Para entender essa decepção, esse mal-estar democrático, precisamos procurar as causas desde o início da teoria do sistema representativo: logo então, manifestou-se uma tensão entre a teoria da democracia e sua implementação. A expressão « democracia representativa », aparecida pela primeira vez com Hamilton em 1777, já evoca uma noção diferente do sistema de democracia direta. No início, não se refere à democracia como a imaginamos muitas vezes, mas à um regime sistema político intermediário associando poder popular e valores aristocráticos (ainda falamos hoje e com razão de « barões locais », de « feudos eleitorais », etc.), bem como a uma divisão do poder que faz política uma esfera especializada gerida por peritos (com uma classe política encarregada da direção do país). Podemos recordar-nos dessa definição muito correta da palavra « elite » dada pelo economista francês Georges Elgozy, no seu Contradicionário, ou o Espírito das palavras (1967): « substituto da aristocracia no regime democrático ».
A confusão procurada entre « democracia » e « representação do povo »
Podemos então começar removendo essa ambiguidade voluntariamente mantida por quase dois séculos: não, não somos em democracia. O povo não tem poder em si entre duas eleições. Existe às vezes o referendo como modo de consultação possível do povo entre duas eleições. Em Portugal, a última vez que foi usado era em Fevereiro de 2011, quando 59,25% dos votantes (43,61% de participação) validaram a legalização do direito ao aborto. Muitas vezes, só o poder eleito é que tem o poder de iniciativa sobre a prática do referendo e decide então do assunto da consultação e da formulação da questão. Além disso, os resultados são às vezes ignorados. O exemplo do tratado de Lisboa sendo um dos exemplos os mais ilustrativos: um texto (o Tratado constitucional) recusado por 54,67% dos votantes franceses e 61,54% dos votantes neerlandeses em 2005 foi aprovado dois anos mais tarde pela via parlamentar, sob uma forma mascarada. O referendo assuma então o seu papel: o de criar a ilusão de uma democracia. No entanto, se aceitamos que em questões importantes, o povo não deve ser chamado a pronunciar-se diretamente e simplesmente, pois o desejo da maioria não seria apreciado pelos dirigentes, então, de fato, admitimos que não estamos em democracia.

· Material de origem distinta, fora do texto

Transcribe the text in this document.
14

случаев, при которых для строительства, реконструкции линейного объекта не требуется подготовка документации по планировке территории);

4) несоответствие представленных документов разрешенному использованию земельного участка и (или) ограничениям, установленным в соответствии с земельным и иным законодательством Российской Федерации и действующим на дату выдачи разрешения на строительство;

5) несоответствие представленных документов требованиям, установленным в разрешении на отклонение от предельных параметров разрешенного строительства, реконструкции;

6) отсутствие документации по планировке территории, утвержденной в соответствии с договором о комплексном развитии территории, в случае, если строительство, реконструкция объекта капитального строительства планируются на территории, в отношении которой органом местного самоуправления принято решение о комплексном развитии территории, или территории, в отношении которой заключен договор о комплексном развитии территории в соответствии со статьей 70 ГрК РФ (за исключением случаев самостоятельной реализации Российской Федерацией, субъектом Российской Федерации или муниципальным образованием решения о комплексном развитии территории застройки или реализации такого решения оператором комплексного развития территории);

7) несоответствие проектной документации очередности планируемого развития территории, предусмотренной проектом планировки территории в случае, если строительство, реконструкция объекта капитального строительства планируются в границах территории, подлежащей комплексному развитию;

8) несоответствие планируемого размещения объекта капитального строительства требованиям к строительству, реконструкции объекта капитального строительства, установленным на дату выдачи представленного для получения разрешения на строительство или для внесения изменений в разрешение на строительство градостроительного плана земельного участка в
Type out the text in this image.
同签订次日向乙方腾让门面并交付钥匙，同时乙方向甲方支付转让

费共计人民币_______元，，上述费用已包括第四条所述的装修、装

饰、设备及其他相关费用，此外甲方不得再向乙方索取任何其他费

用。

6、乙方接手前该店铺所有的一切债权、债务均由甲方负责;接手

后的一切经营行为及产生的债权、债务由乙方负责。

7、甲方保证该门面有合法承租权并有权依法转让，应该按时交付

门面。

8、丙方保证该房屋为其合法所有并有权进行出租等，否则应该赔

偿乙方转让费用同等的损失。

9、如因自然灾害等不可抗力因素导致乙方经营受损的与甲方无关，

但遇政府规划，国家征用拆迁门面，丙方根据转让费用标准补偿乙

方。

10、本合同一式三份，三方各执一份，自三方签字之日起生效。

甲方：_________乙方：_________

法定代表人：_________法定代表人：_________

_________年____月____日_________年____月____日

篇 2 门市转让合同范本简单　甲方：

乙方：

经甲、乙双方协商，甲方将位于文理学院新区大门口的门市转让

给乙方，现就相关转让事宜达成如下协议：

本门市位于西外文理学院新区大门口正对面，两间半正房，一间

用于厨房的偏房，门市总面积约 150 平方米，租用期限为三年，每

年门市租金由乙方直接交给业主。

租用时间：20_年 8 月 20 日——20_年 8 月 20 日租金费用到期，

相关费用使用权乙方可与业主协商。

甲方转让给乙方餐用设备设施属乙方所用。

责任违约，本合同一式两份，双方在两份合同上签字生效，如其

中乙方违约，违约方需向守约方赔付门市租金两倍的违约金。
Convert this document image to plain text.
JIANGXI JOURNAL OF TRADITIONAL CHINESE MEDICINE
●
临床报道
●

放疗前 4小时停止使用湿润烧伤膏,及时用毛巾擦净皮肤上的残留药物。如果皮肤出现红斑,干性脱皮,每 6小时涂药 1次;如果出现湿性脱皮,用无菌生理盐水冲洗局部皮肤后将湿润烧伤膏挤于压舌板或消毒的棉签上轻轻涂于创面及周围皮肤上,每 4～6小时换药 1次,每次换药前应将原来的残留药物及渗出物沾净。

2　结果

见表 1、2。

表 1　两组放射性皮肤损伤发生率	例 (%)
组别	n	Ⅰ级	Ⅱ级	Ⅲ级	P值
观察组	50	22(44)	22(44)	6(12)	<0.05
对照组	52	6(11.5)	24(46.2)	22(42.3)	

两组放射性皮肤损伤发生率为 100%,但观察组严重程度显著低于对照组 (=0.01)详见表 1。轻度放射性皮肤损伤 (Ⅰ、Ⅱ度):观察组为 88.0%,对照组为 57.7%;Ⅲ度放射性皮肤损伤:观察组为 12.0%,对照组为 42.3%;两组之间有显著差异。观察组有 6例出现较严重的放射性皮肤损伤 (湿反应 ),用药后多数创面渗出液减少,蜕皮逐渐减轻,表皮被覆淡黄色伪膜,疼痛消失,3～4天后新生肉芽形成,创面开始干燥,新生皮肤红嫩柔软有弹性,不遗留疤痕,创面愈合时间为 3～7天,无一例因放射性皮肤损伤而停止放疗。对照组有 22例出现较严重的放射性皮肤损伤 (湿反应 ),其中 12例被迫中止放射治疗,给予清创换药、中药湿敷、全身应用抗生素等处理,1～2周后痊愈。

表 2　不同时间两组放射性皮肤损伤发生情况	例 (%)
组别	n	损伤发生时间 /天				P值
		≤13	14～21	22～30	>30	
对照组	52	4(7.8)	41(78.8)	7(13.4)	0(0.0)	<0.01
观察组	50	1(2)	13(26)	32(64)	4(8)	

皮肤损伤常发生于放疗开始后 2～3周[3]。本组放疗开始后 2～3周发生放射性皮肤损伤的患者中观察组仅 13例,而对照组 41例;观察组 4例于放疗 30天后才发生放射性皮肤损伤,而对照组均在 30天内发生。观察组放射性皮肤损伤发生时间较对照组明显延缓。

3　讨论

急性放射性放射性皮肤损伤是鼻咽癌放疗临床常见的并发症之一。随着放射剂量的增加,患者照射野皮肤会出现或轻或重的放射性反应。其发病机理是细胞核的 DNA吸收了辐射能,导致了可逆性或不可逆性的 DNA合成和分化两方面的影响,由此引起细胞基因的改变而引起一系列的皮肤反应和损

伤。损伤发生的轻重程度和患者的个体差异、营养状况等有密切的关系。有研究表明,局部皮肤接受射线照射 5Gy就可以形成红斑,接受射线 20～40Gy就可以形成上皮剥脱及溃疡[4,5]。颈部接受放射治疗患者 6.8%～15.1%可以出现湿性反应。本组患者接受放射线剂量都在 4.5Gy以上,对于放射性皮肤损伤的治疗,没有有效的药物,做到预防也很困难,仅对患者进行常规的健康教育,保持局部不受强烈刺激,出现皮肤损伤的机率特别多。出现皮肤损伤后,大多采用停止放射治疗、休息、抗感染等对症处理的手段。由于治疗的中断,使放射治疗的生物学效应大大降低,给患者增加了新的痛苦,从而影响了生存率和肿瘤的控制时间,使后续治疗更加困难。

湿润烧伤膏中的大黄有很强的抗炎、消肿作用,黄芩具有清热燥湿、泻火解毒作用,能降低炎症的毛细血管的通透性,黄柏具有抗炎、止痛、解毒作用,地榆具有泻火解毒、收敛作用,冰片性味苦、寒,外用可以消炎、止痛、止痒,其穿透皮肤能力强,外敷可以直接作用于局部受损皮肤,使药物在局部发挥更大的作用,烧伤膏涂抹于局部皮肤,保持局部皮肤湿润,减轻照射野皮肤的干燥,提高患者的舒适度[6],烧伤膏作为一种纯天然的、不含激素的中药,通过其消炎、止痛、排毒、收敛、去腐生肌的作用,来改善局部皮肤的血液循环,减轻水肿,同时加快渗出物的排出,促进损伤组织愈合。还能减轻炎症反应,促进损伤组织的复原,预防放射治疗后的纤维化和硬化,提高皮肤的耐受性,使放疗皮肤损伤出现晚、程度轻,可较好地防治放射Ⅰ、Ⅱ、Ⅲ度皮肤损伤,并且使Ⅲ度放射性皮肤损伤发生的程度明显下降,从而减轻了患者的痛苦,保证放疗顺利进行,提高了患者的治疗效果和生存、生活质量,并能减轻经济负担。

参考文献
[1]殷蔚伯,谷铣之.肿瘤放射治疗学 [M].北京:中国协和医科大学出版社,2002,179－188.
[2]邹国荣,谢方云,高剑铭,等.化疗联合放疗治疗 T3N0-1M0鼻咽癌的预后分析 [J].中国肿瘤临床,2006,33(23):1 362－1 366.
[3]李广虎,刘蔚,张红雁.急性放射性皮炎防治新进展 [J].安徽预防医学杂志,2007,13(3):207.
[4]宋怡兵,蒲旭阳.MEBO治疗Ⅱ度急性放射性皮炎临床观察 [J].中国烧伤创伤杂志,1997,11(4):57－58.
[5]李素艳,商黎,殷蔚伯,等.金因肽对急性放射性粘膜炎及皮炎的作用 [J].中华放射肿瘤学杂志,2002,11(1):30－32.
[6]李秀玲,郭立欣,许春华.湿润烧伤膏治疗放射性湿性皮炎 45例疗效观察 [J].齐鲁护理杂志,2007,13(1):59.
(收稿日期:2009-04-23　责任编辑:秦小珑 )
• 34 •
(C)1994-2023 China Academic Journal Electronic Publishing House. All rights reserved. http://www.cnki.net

Um verdadeiro sistema democrático já existiu na Europa. Podemos considerar que foi o caso em Atenas, na Grécia antiga (pelo menos para cidadãos de sexo masculino, uma vez que mulheres, estrangeiros ou escravos eram escluidos dos direitos ligados à cidadania).Até o século V antes de J.-C., a esfera política continuava sendo o monopólio dos nobres, e o empobrecimento dos camponeses não parava de aumentar, questionando a calma e a unidade da cidade e provocando reivindicações dos comerçantes e artesãos que desejavam participar dos processos decisionais. A reforma do sistema espalhou-se por mais de 100 anos, com quatro construtores: Dracon (século VII antes de J.-C.), Solon (640-558 antes de J.-C.), Pisistrado (600-527) e Clisthenes (570-508). O princípio desse novo regime baseia-se na participação do povo na tomada de decisão. A cidade organizava cerca de trinta vezes por ano assembleias abertas e contando até 6 000 cidadãos. Estava-se debatendo coletivamento para ratificar as leis, votar o orçamento, decidir sobre paz e guerra. No hemiciclo, qualquer cidadão ateniense tinha a palavra. Foi concedido um subsídio diário aos mais pobres para compensar os dias de trabalho perdidos. Todos tinham que poder participar com a mesma importância, independentemente do seu nível social. A política tornou-se assunto de todos os cidadãos, e os Atenienses estavam construindo uma consciência política e um forte ativismo cívico.
Não somos, à luz da teoria política, em uma democracia, pois a democracia constitui um regime no qual, cada um por sua vez, os governantes são governados, e os governados governantes, e onde todos os cidadãos participam da vida política. O sistema representativo está longe disso: ele realmente estabelece uma casta social em si, encarregada de assuntos políticos. Lembremos que nosso chamado sistema representativo foi inventado no final do século XVIII nos Estados-Unidos e na França para constituir uma alternativa à democracia como também à monarquia. É um regime que possui apenas certos aspetos « democráticos », mas que não corresponde realmente ao ideal democrático inicial.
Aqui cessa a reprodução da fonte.